Christmas Eve movie review & film summary (2015)

Publish date: 2024-06-19

On top of that, Napoleon Dynamite himself, Jon Heder, might give the best performance as a just-fired tech specialist who is forced to share the office elevator with the fantasy-football-obsessed jerk who canned him (Max Casella). Or, as Heder’s character dubs him, “the spawn of Satan himself.” 

As for the other inconvenienced elevator sharers, they include an annoying gum-chewing photog (James Roday of TV’s “Psych”) who badgers his shy female companion to pose for him like a model in exchange for a candy bar. For some reason, we are supposed to consider this a favor and not harassment. There is also a gang of seven bickering musicians, including “Curb Your Enthusiasm’s” Cheryl Hines as a sassy trumpet player, who can’t agree on much other than that someone has rudely farted in the confined quarters and not owned up to it.

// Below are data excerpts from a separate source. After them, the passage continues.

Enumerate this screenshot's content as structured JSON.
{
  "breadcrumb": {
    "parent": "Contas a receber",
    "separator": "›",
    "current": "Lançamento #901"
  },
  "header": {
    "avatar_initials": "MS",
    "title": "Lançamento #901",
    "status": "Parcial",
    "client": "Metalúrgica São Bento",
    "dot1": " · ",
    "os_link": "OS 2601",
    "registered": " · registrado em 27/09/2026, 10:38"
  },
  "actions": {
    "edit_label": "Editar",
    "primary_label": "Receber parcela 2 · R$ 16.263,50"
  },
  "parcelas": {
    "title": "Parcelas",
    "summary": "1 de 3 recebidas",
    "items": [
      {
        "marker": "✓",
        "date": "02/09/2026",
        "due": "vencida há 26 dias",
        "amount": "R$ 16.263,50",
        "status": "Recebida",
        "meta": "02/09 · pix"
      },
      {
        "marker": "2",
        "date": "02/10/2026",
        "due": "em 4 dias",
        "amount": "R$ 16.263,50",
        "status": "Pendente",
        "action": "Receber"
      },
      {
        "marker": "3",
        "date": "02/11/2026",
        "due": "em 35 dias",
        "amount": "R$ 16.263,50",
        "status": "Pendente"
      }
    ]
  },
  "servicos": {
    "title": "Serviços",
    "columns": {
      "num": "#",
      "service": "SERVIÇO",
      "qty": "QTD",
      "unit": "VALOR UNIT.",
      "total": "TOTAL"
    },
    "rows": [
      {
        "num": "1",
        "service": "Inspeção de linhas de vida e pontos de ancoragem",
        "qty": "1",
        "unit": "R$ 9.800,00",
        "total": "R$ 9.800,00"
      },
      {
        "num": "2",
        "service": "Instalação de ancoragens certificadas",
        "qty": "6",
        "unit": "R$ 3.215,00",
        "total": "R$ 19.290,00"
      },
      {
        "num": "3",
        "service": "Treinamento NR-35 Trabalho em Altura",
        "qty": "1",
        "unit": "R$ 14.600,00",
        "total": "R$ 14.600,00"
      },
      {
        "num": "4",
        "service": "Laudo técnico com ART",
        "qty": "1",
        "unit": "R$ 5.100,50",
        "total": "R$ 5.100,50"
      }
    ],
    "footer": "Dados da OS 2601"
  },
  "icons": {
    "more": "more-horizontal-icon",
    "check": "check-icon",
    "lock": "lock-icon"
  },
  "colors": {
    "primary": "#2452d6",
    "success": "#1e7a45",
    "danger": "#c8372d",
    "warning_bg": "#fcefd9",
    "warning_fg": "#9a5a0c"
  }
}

Then there is a randomly oddball quintet consisting of two TMI-afflicted ditzy girls, a musclebound dude in a skimpy Santa getup (I thought I heard him mumble, “I am a eunuch,” but my mind might have been wandering off), an effete germophobe art expert and a high-IQ type in an Einstein T-shirt (since that is what smart people like to wear) who passes the time by testing everyone with brain teasers.

Oh, there is another surprise. Davis, who is also responsible for Mormon missionary drama “The Other Side of Heaven,” is rather timid about inserting many direct observations about religion into his script and instead forces us to infer what it means when several stuck characters are revealed to be related to those caught in different elevators. I am guessing it might have to do with it being a small world after all, or that fate, or some sort of Supreme Being, decided to teach these humans a lesson.

The lesson I learned? If you want to make an uplifting film, you won’t get there with broken elevators.